Using big data to understand demand is also a tool utilized by Uber, who adjust rates based on peak travel times. As an extension of this on-demand courier service Rapidus collects driver data to understand their routines, suggesting pick-ups that match their schedule. This helps the Californian delivery service to reduce costs, using drivers that may already be traveling that way.
Pre-made meal delivery service Maple serves 800 meals an hour from four kitchens across New York City. It uses historical demand and menu popularity to estimate kitchen workloads, and divides orders between drivers travelling optimized routes which also take into account waiting times, and location proximity.
Combining supply data and consumer specified parameters new businesses can better match this to the demand. This type of technology can be used to ensure that the more skilled or experienced workers are paid higher rates, from customers that are willing to make the investment.

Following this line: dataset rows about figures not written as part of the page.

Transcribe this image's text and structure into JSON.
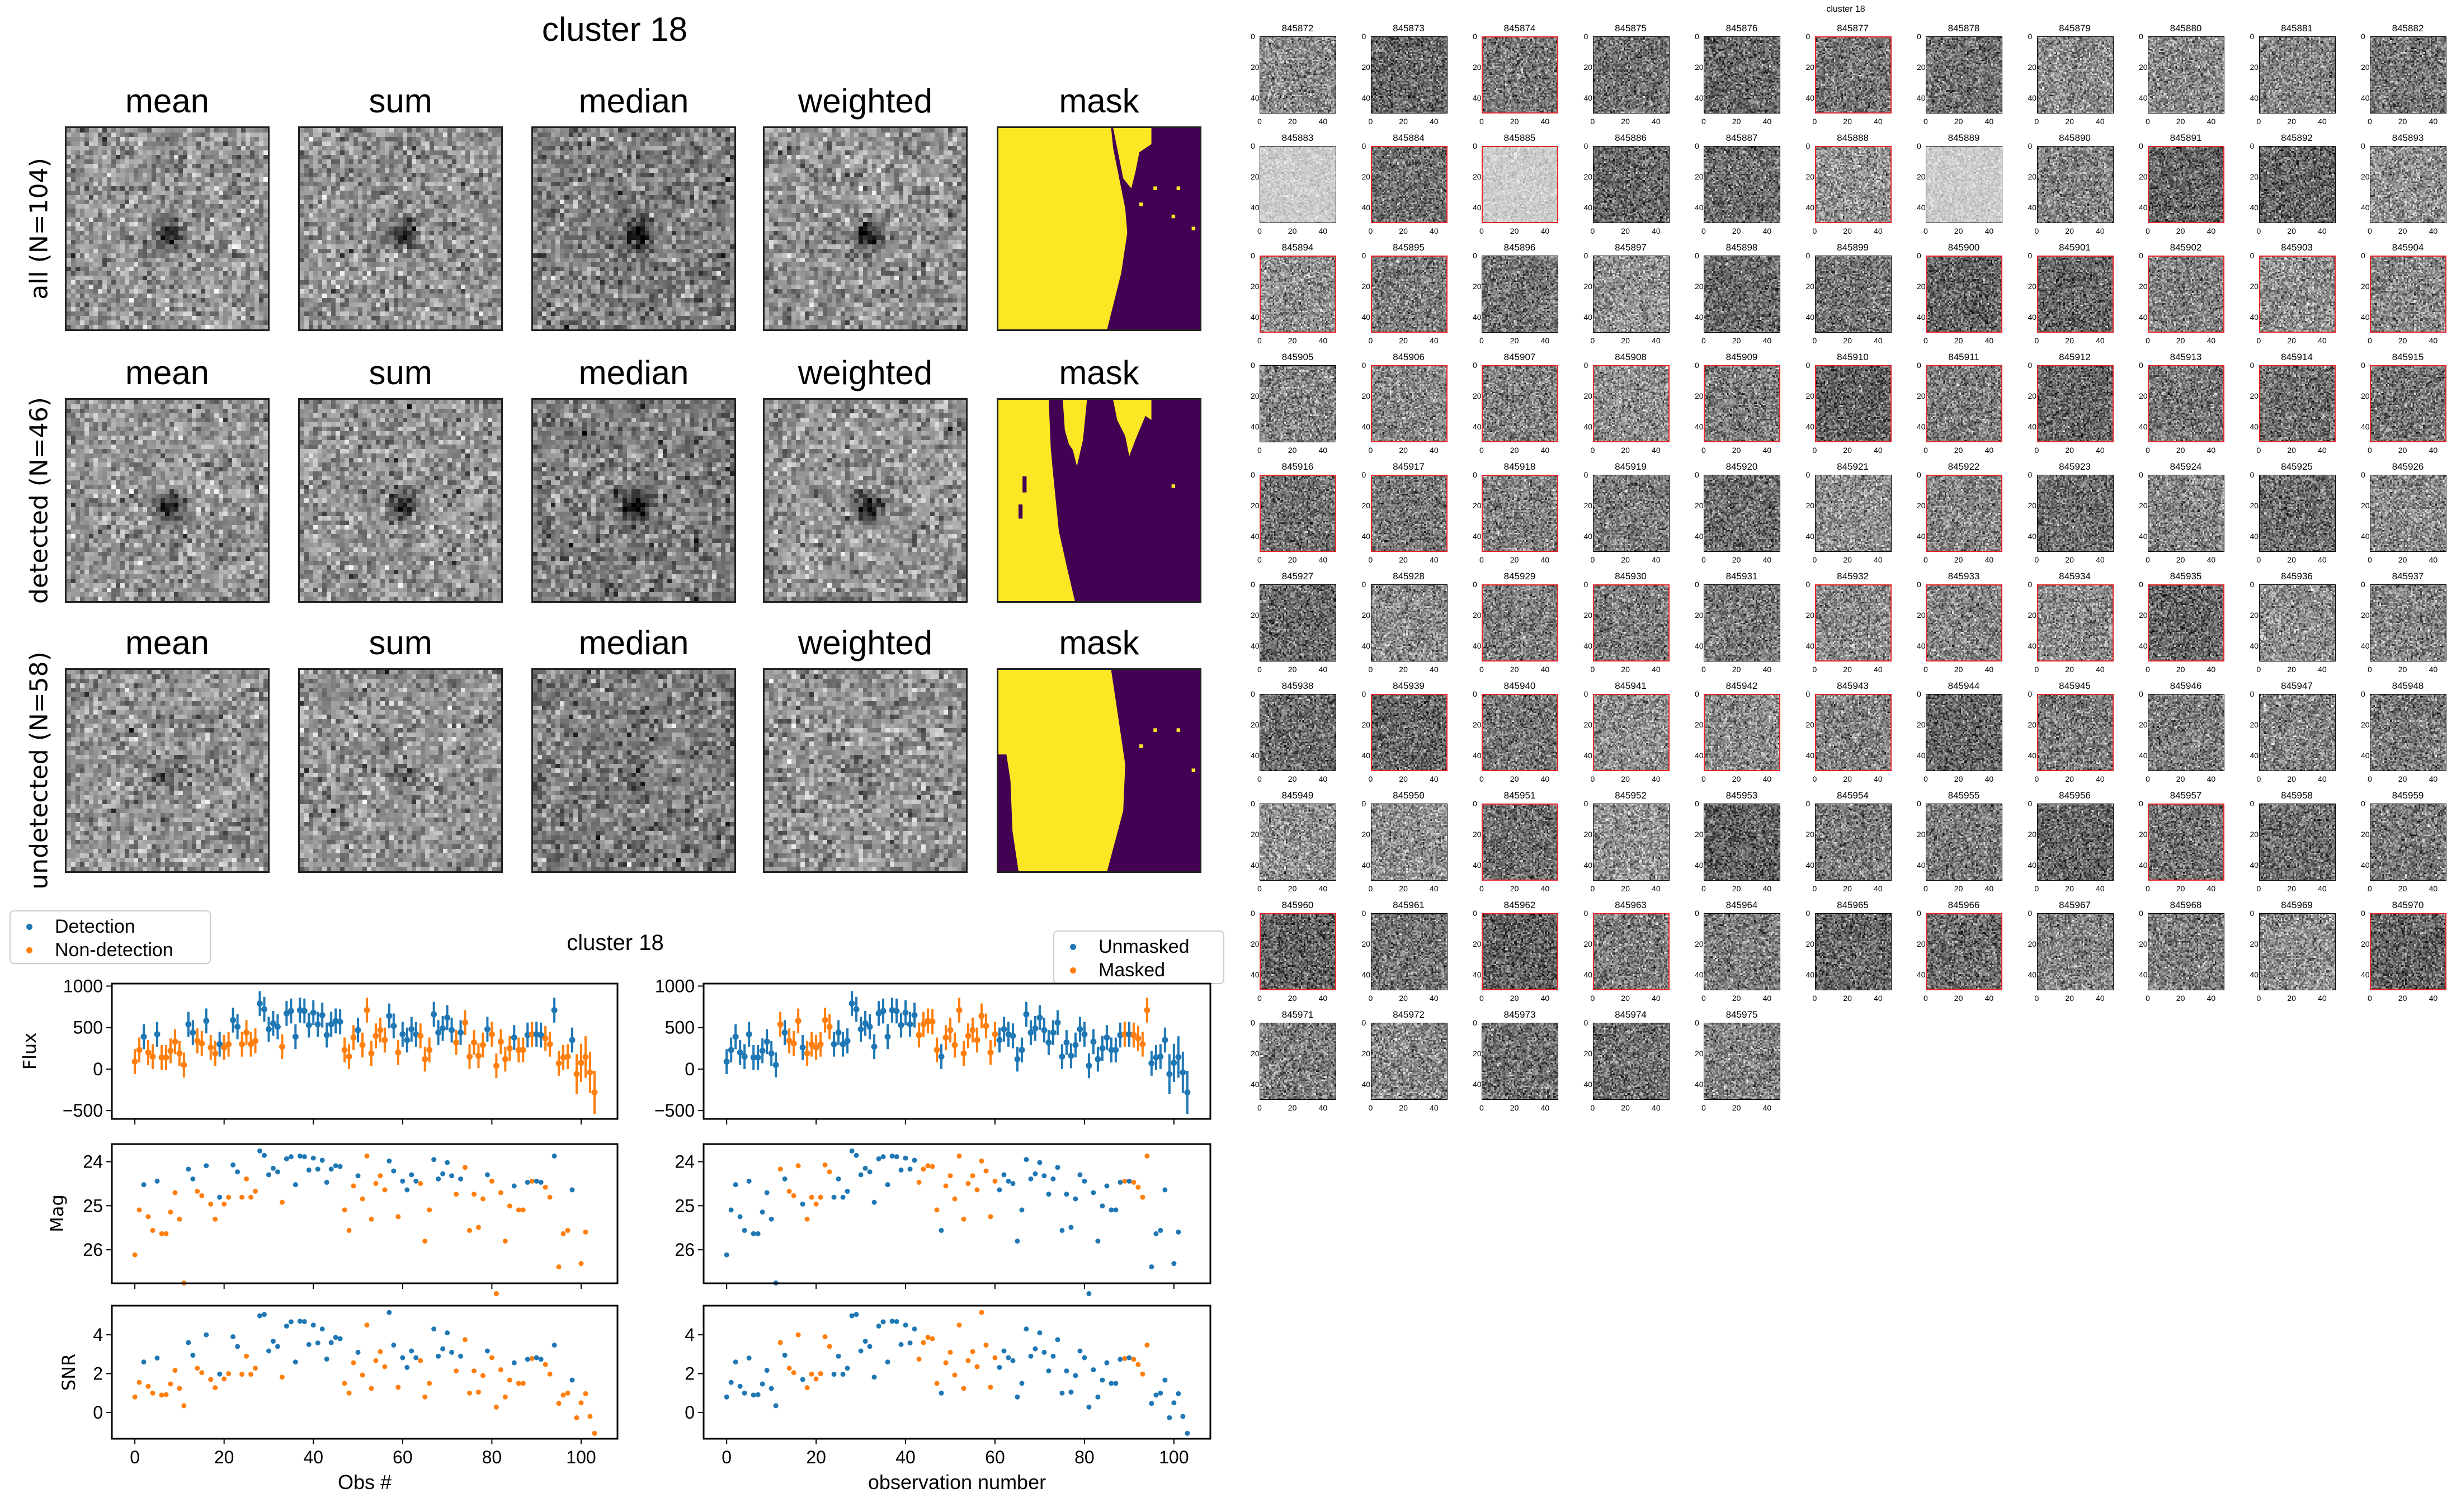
{
  "figure_title": "cluster 18",
  "stack_panels": {
    "column_titles": [
      "mean",
      "sum",
      "median",
      "weighted",
      "mask"
    ],
    "row_labels": [
      "all (N=104)",
      "detected (N=46)",
      "undetected (N=58)"
    ],
    "mask_colors": {
      "true": "#fde725",
      "false": "#440154"
    }
  },
  "lightcurve": {
    "title": "cluster 18",
    "legend_left": [
      "Detection",
      "Non-detection"
    ],
    "legend_right": [
      "Unmasked",
      "Masked"
    ],
    "colors": {
      "blue": "#1f77b4",
      "orange": "#ff7f0e"
    }
  },
  "chart_data": [
    {
      "type": "scatter",
      "panels": [
        "Flux",
        "Mag",
        "SNR"
      ],
      "ylabels": [
        "Flux",
        "Mag",
        "SNR"
      ],
      "xlabel_left": "Obs #",
      "xlabel_right": "observation number",
      "x_ticks": [
        "0",
        "20",
        "40",
        "60",
        "80",
        "100"
      ],
      "flux_ticks": [
        "-500",
        "0",
        "500",
        "1000"
      ],
      "mag_ticks": [
        "24",
        "25",
        "26"
      ],
      "snr_ticks": [
        "0",
        "2",
        "4"
      ],
      "xlim": [
        -5.15,
        108.15
      ],
      "flux_ylim": [
        -600,
        1030
      ],
      "mag_ylim": [
        26.76,
        23.6
      ],
      "snr_ylim": [
        -1.35,
        5.5
      ],
      "mag_zeropoint": 31.0,
      "flux": [
        90,
        230,
        390,
        200,
        150,
        420,
        140,
        140,
        220,
        330,
        190,
        50,
        540,
        440,
        340,
        310,
        580,
        260,
        190,
        300,
        260,
        300,
        590,
        510,
        300,
        440,
        300,
        340,
        790,
        720,
        480,
        550,
        510,
        270,
        670,
        700,
        390,
        710,
        700,
        530,
        680,
        540,
        650,
        410,
        540,
        580,
        570,
        230,
        150,
        380,
        470,
        290,
        710,
        190,
        400,
        470,
        350,
        640,
        520,
        200,
        420,
        350,
        480,
        420,
        400,
        120,
        230,
        660,
        440,
        490,
        620,
        470,
        320,
        440,
        560,
        150,
        320,
        160,
        290,
        480,
        420,
        40,
        330,
        120,
        250,
        380,
        230,
        230,
        410,
        420,
        420,
        410,
        370,
        300,
        710,
        70,
        140,
        150,
        350,
        -60,
        75,
        145,
        -40,
        -280
      ],
      "flux_err": [
        150,
        150,
        150,
        150,
        150,
        150,
        150,
        150,
        150,
        150,
        150,
        150,
        150,
        150,
        150,
        150,
        150,
        150,
        150,
        150,
        150,
        150,
        150,
        150,
        150,
        150,
        150,
        150,
        150,
        150,
        150,
        150,
        150,
        150,
        150,
        150,
        150,
        150,
        150,
        150,
        150,
        150,
        150,
        150,
        150,
        150,
        150,
        150,
        150,
        150,
        150,
        150,
        150,
        150,
        150,
        150,
        150,
        150,
        150,
        150,
        150,
        150,
        150,
        150,
        150,
        150,
        150,
        150,
        150,
        150,
        150,
        150,
        150,
        150,
        150,
        150,
        150,
        150,
        150,
        150,
        150,
        150,
        150,
        150,
        150,
        150,
        150,
        150,
        150,
        150,
        150,
        150,
        150,
        150,
        150,
        150,
        150,
        150,
        150,
        240,
        230,
        250,
        250,
        260
      ],
      "snr": [
        0.8,
        1.55,
        2.6,
        1.35,
        1.0,
        2.8,
        0.9,
        0.92,
        1.47,
        2.17,
        1.24,
        0.35,
        3.6,
        2.95,
        2.28,
        2.05,
        4.0,
        1.7,
        1.28,
        1.98,
        1.73,
        2.0,
        3.9,
        3.4,
        1.97,
        2.9,
        1.97,
        2.28,
        4.98,
        5.05,
        3.17,
        3.67,
        3.4,
        1.82,
        4.45,
        4.67,
        2.6,
        4.7,
        4.68,
        3.5,
        4.5,
        3.58,
        4.3,
        2.75,
        3.6,
        3.87,
        3.8,
        1.5,
        1.0,
        2.56,
        3.1,
        1.93,
        4.5,
        1.24,
        2.67,
        3.13,
        2.36,
        5.15,
        3.47,
        1.3,
        2.82,
        2.32,
        3.17,
        2.82,
        2.67,
        0.8,
        1.5,
        4.3,
        2.9,
        3.28,
        4.1,
        3.1,
        2.14,
        2.9,
        3.75,
        1.0,
        2.14,
        1.05,
        1.9,
        3.17,
        2.82,
        0.28,
        2.2,
        0.8,
        1.67,
        2.56,
        1.5,
        1.5,
        2.74,
        2.78,
        2.82,
        2.74,
        2.47,
        1.98,
        3.47,
        0.47,
        0.9,
        1.0,
        1.67,
        -0.27,
        0.5,
        0.97,
        -0.2,
        -1.07
      ],
      "detected_obs": [
        2,
        5,
        12,
        13,
        16,
        19,
        22,
        23,
        28,
        29,
        30,
        31,
        32,
        34,
        35,
        36,
        37,
        38,
        39,
        40,
        41,
        42,
        43,
        44,
        45,
        46,
        50,
        57,
        58,
        60,
        61,
        62,
        63,
        67,
        68,
        69,
        70,
        71,
        73,
        79,
        85,
        88,
        90,
        91,
        94,
        98
      ],
      "masked_obs": [
        12,
        14,
        15,
        16,
        18,
        19,
        20,
        21,
        22,
        23,
        43,
        44,
        45,
        46,
        47,
        49,
        50,
        51,
        52,
        53,
        54,
        55,
        56,
        57,
        58,
        59,
        60,
        89,
        91,
        92,
        93,
        94
      ]
    }
  ],
  "cutouts": {
    "title": "cluster 18",
    "tick_labels": [
      "0",
      "20",
      "40"
    ],
    "highlight_color": "#e8262a",
    "light_ids": [
      "845883",
      "845885",
      "845889"
    ],
    "ids": [
      "845872",
      "845873",
      "845874",
      "845875",
      "845876",
      "845877",
      "845878",
      "845879",
      "845880",
      "845881",
      "845882",
      "845883",
      "845884",
      "845885",
      "845886",
      "845887",
      "845888",
      "845889",
      "845890",
      "845891",
      "845892",
      "845893",
      "845894",
      "845895",
      "845896",
      "845897",
      "845898",
      "845899",
      "845900",
      "845901",
      "845902",
      "845903",
      "845904",
      "845905",
      "845906",
      "845907",
      "845908",
      "845909",
      "845910",
      "845911",
      "845912",
      "845913",
      "845914",
      "845915",
      "845916",
      "845917",
      "845918",
      "845919",
      "845920",
      "845921",
      "845922",
      "845923",
      "845924",
      "845925",
      "845926",
      "845927",
      "845928",
      "845929",
      "845930",
      "845931",
      "845932",
      "845933",
      "845934",
      "845935",
      "845936",
      "845937",
      "845938",
      "845939",
      "845940",
      "845941",
      "845942",
      "845943",
      "845944",
      "845945",
      "845946",
      "845947",
      "845948",
      "845949",
      "845950",
      "845951",
      "845952",
      "845953",
      "845954",
      "845955",
      "845956",
      "845957",
      "845958",
      "845959",
      "845960",
      "845961",
      "845962",
      "845963",
      "845964",
      "845965",
      "845966",
      "845967",
      "845968",
      "845969",
      "845970",
      "845971",
      "845972",
      "845973",
      "845974",
      "845975"
    ]
  }
}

This requires matching up numerous variables of data — location, ability, qualifications, experience, availability, matched against the demand parameters of project complexity, pricing ranges and more. Creating audiences, noting trends and suggesting pricing – something comparable to programmatic advertising algorithms, eBay buying tools, or even the tagging and recommendation selection process that gave birth to House of Cards. Combine this with the transparency of the emerging trust economy, and you have far more intelligent tool, and happier workers.
This will be the next generation of on-demand growth. Much more than simply “Uber for X”, on-demand is is maturing. And now it’s sacrificed a handful of startups, it’s just morphing into something a little more refined, evolving to suit a growing workforce of freelance employees.